Using VR and AR to make sense of complex data

Photo by Jérôme Pannetier
Virtual and Augmented Reality has the potential to translate large sets of data into understandable information for companies and governments. A PhD research project clarifies how Virtual Reality (VR) and Augmented Reality (AR) can provide solutions for the presentation of data in Mixed Reality.
At the forefront of research into how VR and AR can ease understanding of large datasets are PhD Fellow Andrea Bravo and the Engineering Systems Design Group at the Technical University of Denmark (DTU). In collaboration with Virsabi, they are researching how the presentation of information in virtual environments can improve communication between people. Andrea recently gave a talk at Virtuality Paris on the presentation of information in virtual environments – read about the key takeaways and her research below.

Can you describe the PhD you’re working on? What do you hope to achieve with the research?

Andrea: We are researching the presentation of information in virtual environments, i.e. in Virtual Reality (VR) and Augmented Reality (AR), under which Mixed Reality (MR) also falls. There has been done previous research on analyzing data in VR and AR, but presenting information in VR and AR is an underresearched area. So we set out to study if there is a way to use VR and AR to improve communication about data and make sure that this data is understood correctly. The aim of this is to look at ways in which technology can help and empower people.

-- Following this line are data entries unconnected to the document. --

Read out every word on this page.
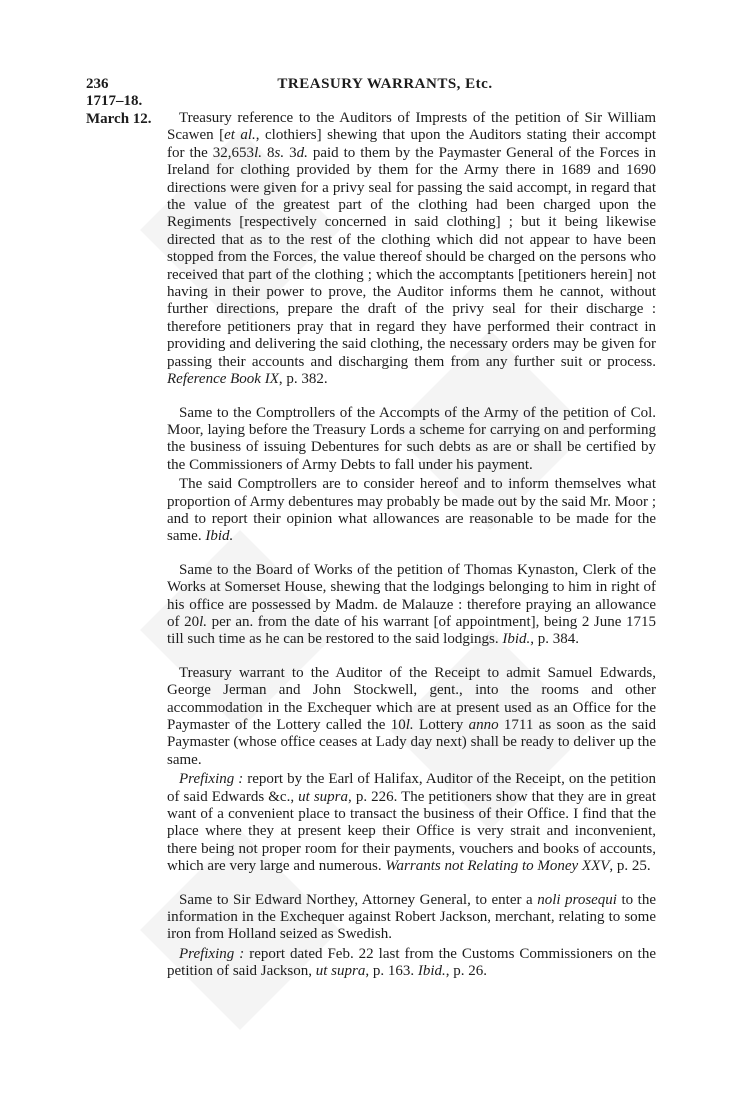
236	TREASURY WARRANTS, Etc.
1717–18.
March 12.	Treasury reference to the Auditors of Imprests of the petition of Sir William Scawen [et al., clothiers] shewing that upon the Auditors stating their accompt for the 32,653l. 8s. 3d. paid to them by the Paymaster General of the Forces in Ireland for clothing provided by them for the Army there in 1689 and 1690 directions were given for a privy seal for passing the said accompt, in regard that the value of the greatest part of the clothing had been charged upon the Regiments [respectively concerned in said clothing] ; but it being likewise directed that as to the rest of the clothing which did not appear to have been stopped from the Forces, the value thereof should be charged on the persons who received that part of the clothing ; which the accomptants [petitioners herein] not having in their power to prove, the Auditor informs them he cannot, without further directions, prepare the draft of the privy seal for their discharge : therefore petitioners pray that in regard they have performed their contract in providing and delivering the said clothing, the necessary orders may be given for passing their accounts and discharging them from any further suit or process. Reference Book IX, p. 382.

Same to the Comptrollers of the Accompts of the Army of the petition of Col. Moor, laying before the Treasury Lords a scheme for carrying on and performing the business of issuing Debentures for such debts as are or shall be certified by the Commissioners of Army Debts to fall under his payment.

The said Comptrollers are to consider hereof and to inform themselves what proportion of Army debentures may probably be made out by the said Mr. Moor ; and to report their opinion what allowances are reasonable to be made for the same. Ibid.

Same to the Board of Works of the petition of Thomas Kynaston, Clerk of the Works at Somerset House, shewing that the lodgings belonging to him in right of his office are possessed by Madm. de Malauze : therefore praying an allowance of 20l. per an. from the date of his warrant [of appointment], being 2 June 1715 till such time as he can be restored to the said lodgings. Ibid., p. 384.

Treasury warrant to the Auditor of the Receipt to admit Samuel Edwards, George Jerman and John Stockwell, gent., into the rooms and other accommodation in the Exchequer which are at present used as an Office for the Paymaster of the Lottery called the 10l. Lottery anno 1711 as soon as the said Paymaster (whose office ceases at Lady day next) shall be ready to deliver up the same.

Prefixing : report by the Earl of Halifax, Auditor of the Receipt, on the petition of said Edwards &c., ut supra, p. 226. The petitioners show that they are in great want of a convenient place to transact the business of their Office. I find that the place where they at present keep their Office is very strait and inconvenient, there being not proper room for their payments, vouchers and books of accounts, which are very large and numerous. Warrants not Relating to Money XXV, p. 25.

Same to Sir Edward Northey, Attorney General, to enter a noli prosequi to the information in the Exchequer against Robert Jackson, merchant, relating to some iron from Holland seized as Swedish.

Prefixing : report dated Feb. 22 last from the Customs Commissioners on the petition of said Jackson, ut supra, p. 163. Ibid., p. 26.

We are working with financial data, business consultancy data and statistical data from companies. We are doing case studies, interviewing experts and importantly presenting data to non-specialist audiences to learn what exactly are the problems and challenges, and how can those issues be addressed. We are also doing our utmost to conduct our research in actual contexts of work instead of through experimental setups. We need feedback from real people, in the real world, doing their real jobs.

We hope that the end result will enable us to provide guidelines on how to ensure effective and streamlined presentation of information in VR and AR.

What do you mean, when you say “presentation of information in VR and AR”? What exactly do users see in these virtual environments?

Andrea: We are aiming to communicate data and information in more natural ways by the incorporation of hand gestures. Also by perceiving the information presented in the same “space”, although virtual, as the person you are talking to. This compares to the usual way to present information on a flat static piece of paper or screen. For instance, by using a HoloLens, users in a meeting can have key figures appear and be highlighted right before their eyes during a presentation. This could be a number of sales, profits, etc. – basically any type of data. The visual stimulus can then change according to the narrative of the presenter, making the presentation a lot more engaging.

You could argue that you could just present the same information in a PowerPoint, but how many of us haven’t gotten distracted during a presentation with 30 slides? With VR and AR the degree of engagement increases.

Photo by Jérôme Pannetier

What is it that VR and AR bring to the table that hasn’t been possible before?

Andrea: One of the reasons that VR and AR are so powerful is because it engages people differently. It captures attention in a world full of information, and it allows for focusing that attention at what’s most important. A presentation or meeting comes alive and becomes dynamic.

Imagine being in a meeting and as you’re looking at the speaker, the sales numbers that they mention pop up next to them. Or they could be discussing the development of a new product that you now see before your very eyes, even though the product itself doesn’t exist yet.

Further, this will also make the world of a difference for collaboration in different locations. You and your colleagues could be spread around the world, yet you’re all looking at the same object and have the same point of reference. There is huge potential in this for streamlining communication between people and units.

There is a gap between the people who truly understand the data and the people who act upon that data. With new technologies, we can bridge this gap and make information accessible to more people.

Lastly, who do you think will benefit from this research?

Andrea: There is the potential for this to benefit any company and the research community since it is about effective communication of data. One opportunity is the transference of complex and highly technical information from scientists or specialists to non-specialists, like policymakers, clients or stakeholders.

There is a gap between the people who truly understand the data and the people who act upon that data. With new technologies, we can bridge this gap and make information accessible to more people. If we find a way to present data like financial information or other statistics in a more engaging and compelling way, the people who make decisions may understand the insights that this data provides way better. In the end, this can lead to better decisions to foster improvements for companies, industries, and governments.